The foreword to this book of poems was written by the Venezuelan Ambassador to Japan, J. M. Pérez Morales. In fact, what is most curious to me is that the book I have was from the embassy library ... don't go after me with the excommunication order for stealing books, I really didn't! I think the book was disincorporated or something similar, and then it passed through several hands until it came to me.

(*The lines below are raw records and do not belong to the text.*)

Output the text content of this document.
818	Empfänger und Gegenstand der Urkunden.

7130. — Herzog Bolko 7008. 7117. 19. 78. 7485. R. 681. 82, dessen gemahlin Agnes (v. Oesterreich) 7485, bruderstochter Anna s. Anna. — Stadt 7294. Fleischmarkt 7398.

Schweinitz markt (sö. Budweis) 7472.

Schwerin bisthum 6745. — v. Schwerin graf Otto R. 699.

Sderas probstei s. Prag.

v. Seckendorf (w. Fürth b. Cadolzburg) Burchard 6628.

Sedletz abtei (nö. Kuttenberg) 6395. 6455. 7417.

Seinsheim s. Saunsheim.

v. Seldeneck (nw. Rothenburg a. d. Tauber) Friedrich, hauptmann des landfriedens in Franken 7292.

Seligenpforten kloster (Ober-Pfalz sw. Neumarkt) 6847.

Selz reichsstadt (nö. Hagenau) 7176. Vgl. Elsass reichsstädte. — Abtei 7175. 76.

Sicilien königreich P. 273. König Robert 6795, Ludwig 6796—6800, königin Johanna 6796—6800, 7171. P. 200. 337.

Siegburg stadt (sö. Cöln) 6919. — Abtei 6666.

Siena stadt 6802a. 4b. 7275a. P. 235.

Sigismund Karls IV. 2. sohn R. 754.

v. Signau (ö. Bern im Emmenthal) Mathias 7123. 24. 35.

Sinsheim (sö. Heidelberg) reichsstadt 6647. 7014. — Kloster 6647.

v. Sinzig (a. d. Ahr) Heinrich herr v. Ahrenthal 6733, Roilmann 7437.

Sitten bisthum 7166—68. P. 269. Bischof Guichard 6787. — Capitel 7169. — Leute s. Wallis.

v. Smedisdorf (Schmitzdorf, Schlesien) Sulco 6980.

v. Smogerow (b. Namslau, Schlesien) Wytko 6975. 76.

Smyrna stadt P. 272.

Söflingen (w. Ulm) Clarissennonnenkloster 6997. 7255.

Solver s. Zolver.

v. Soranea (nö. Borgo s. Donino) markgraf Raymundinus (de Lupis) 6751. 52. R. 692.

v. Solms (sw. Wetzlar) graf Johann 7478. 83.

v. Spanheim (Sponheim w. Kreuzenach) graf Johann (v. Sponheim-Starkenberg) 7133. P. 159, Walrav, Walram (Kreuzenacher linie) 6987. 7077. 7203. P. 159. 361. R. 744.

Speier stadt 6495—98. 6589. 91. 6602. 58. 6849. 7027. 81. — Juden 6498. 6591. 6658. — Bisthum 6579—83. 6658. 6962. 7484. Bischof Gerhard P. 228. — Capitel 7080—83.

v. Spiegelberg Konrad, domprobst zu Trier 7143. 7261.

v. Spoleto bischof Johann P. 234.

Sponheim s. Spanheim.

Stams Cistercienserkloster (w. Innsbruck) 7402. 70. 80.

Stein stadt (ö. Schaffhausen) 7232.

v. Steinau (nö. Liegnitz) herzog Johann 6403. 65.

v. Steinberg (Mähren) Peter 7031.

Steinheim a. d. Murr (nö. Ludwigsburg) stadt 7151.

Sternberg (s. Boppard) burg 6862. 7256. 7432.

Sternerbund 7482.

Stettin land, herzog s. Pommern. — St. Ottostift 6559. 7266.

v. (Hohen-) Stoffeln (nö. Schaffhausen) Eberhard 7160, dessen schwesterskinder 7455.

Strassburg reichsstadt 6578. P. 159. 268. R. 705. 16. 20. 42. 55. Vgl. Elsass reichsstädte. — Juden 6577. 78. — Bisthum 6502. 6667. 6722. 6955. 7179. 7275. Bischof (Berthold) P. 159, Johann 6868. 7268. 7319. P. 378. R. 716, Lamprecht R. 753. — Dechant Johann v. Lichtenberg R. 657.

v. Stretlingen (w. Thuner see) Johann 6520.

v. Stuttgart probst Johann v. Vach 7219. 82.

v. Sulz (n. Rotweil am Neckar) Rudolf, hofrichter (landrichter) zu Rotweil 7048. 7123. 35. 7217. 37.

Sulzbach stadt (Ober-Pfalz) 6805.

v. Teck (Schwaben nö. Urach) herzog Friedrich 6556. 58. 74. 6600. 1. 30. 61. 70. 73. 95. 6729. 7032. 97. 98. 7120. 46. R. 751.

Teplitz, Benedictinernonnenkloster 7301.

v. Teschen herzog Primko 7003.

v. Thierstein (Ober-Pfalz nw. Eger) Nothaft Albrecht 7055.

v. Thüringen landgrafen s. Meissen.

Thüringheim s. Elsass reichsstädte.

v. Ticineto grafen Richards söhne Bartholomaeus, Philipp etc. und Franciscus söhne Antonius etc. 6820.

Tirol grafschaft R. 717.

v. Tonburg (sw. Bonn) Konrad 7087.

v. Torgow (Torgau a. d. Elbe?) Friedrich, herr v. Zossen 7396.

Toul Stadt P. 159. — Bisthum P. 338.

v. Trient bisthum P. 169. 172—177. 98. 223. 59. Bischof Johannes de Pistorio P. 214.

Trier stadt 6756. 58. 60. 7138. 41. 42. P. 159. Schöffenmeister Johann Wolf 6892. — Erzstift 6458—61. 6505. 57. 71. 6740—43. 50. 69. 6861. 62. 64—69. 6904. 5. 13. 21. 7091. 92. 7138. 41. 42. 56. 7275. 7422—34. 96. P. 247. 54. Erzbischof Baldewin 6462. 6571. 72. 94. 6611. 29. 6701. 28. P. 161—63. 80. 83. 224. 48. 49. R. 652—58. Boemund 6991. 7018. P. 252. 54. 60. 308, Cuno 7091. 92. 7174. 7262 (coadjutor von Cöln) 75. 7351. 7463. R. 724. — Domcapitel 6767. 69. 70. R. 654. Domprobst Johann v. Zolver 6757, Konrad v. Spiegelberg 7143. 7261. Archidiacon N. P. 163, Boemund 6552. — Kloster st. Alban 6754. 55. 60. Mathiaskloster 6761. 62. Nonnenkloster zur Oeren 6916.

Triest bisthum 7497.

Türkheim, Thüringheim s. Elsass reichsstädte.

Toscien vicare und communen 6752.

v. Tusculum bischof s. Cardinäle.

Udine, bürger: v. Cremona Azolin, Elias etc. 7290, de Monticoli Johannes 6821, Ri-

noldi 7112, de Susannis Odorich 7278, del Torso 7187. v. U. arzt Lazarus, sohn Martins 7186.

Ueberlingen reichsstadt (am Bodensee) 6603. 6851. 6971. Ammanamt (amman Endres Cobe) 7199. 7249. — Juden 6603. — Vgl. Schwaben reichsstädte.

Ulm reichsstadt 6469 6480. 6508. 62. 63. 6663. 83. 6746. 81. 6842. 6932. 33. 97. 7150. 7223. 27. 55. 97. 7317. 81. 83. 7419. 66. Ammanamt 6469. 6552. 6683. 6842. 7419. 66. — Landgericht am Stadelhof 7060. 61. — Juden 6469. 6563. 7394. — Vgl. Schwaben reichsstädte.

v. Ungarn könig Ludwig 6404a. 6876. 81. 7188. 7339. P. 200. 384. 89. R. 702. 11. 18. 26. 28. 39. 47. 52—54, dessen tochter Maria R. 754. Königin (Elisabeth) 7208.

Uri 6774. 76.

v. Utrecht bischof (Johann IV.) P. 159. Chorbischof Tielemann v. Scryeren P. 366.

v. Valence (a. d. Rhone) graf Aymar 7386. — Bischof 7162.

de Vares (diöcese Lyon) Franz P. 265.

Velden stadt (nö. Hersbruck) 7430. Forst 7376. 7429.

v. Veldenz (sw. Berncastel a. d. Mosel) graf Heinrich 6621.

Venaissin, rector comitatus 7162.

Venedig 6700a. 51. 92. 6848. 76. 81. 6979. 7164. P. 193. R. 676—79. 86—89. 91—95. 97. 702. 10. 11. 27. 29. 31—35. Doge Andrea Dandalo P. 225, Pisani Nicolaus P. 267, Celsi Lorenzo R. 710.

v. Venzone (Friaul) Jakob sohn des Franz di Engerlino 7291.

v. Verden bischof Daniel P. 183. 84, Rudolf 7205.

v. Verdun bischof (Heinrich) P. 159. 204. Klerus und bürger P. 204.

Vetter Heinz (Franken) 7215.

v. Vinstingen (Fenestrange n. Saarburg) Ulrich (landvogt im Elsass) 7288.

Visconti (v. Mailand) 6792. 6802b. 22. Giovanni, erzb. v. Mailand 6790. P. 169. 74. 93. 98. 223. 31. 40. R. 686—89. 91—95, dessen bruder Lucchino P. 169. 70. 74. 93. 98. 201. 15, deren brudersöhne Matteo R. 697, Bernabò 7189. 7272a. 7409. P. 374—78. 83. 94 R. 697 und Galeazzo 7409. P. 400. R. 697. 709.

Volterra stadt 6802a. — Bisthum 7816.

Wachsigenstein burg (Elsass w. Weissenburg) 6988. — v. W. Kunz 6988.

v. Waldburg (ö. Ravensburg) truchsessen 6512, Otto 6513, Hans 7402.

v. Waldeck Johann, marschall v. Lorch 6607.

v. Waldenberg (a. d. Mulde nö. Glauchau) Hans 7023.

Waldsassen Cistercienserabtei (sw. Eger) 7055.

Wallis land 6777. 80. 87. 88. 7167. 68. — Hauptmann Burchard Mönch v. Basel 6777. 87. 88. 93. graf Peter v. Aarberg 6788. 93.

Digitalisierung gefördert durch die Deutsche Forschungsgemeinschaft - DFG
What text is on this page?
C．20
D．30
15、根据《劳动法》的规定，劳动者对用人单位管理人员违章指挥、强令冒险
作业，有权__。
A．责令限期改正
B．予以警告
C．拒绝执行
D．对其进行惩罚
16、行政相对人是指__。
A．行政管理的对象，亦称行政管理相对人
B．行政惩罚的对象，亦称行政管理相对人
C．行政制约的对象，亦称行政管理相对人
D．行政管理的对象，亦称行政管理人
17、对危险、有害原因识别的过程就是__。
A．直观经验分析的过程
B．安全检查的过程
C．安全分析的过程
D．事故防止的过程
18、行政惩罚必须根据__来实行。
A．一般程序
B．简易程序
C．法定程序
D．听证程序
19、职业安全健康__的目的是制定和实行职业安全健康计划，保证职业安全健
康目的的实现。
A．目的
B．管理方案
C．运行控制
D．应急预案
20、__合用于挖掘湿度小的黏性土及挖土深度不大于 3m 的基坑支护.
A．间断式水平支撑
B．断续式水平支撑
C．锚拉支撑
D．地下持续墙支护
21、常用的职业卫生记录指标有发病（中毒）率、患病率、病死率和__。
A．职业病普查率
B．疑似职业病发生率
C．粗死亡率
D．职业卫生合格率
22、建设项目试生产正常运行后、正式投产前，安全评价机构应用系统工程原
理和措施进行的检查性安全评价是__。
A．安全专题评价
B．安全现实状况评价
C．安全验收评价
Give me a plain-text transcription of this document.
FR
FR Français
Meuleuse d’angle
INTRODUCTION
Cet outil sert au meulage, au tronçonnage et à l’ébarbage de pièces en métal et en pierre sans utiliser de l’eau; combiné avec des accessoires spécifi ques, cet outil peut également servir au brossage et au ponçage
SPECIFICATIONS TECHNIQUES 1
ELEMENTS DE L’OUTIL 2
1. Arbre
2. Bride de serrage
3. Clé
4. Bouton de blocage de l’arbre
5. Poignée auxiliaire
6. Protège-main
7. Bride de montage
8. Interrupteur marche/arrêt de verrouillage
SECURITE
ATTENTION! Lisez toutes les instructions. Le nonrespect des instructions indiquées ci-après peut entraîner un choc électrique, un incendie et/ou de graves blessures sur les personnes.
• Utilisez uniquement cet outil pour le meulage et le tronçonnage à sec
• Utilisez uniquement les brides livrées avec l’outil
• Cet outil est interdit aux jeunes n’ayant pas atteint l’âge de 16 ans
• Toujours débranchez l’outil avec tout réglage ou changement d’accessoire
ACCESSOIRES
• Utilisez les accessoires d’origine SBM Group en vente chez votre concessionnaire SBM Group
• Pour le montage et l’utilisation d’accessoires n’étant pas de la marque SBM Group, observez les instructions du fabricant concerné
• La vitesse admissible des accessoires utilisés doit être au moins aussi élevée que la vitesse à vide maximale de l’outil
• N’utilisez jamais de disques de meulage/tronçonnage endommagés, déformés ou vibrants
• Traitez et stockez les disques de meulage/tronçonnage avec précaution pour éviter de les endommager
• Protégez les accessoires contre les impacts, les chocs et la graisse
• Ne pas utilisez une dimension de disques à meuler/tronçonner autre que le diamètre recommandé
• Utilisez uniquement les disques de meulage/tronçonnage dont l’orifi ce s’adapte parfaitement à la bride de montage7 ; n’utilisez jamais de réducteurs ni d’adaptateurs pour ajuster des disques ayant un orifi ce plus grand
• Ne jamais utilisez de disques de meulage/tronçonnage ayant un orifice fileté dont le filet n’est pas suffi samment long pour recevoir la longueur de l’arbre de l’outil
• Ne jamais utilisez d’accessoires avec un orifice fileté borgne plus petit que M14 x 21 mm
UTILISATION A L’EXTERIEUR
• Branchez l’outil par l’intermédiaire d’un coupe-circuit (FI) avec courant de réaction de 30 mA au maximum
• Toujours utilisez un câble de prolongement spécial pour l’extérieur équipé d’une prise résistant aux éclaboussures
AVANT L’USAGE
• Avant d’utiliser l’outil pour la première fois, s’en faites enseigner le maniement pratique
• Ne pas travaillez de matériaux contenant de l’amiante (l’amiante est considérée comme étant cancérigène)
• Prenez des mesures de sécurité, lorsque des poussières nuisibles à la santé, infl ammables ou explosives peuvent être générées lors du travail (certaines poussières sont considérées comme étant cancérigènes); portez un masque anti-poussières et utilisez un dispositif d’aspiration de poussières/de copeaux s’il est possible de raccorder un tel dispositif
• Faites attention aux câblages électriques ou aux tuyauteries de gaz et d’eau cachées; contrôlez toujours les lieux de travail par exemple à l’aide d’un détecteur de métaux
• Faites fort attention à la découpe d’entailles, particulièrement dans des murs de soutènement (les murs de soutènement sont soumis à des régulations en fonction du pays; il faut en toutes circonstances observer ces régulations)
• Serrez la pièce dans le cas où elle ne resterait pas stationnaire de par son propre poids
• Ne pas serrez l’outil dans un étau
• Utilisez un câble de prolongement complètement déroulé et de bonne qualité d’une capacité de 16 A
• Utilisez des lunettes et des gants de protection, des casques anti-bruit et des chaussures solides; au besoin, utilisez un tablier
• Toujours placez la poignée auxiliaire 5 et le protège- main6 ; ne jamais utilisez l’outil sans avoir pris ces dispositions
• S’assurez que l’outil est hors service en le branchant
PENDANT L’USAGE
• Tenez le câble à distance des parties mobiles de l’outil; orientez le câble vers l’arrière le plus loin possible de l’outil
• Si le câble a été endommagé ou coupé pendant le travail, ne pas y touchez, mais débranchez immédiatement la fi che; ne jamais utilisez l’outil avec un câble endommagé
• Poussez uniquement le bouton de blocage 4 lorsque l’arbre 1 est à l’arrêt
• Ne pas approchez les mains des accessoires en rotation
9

I have, to some extent, some affinity with some traits of Eastern cultures, there are several things that I like and in recent times I dusted off a few of them. I thought about checking if the book was available to share, but I only found fragments online, hence the idea of digitizing it and applying OCR to it to share it as it is in print, in both languages. Later on a suggestion from a reader, I decided to translate it into English, even if it is just to give an idea of what the beautiful poems in this book want to express.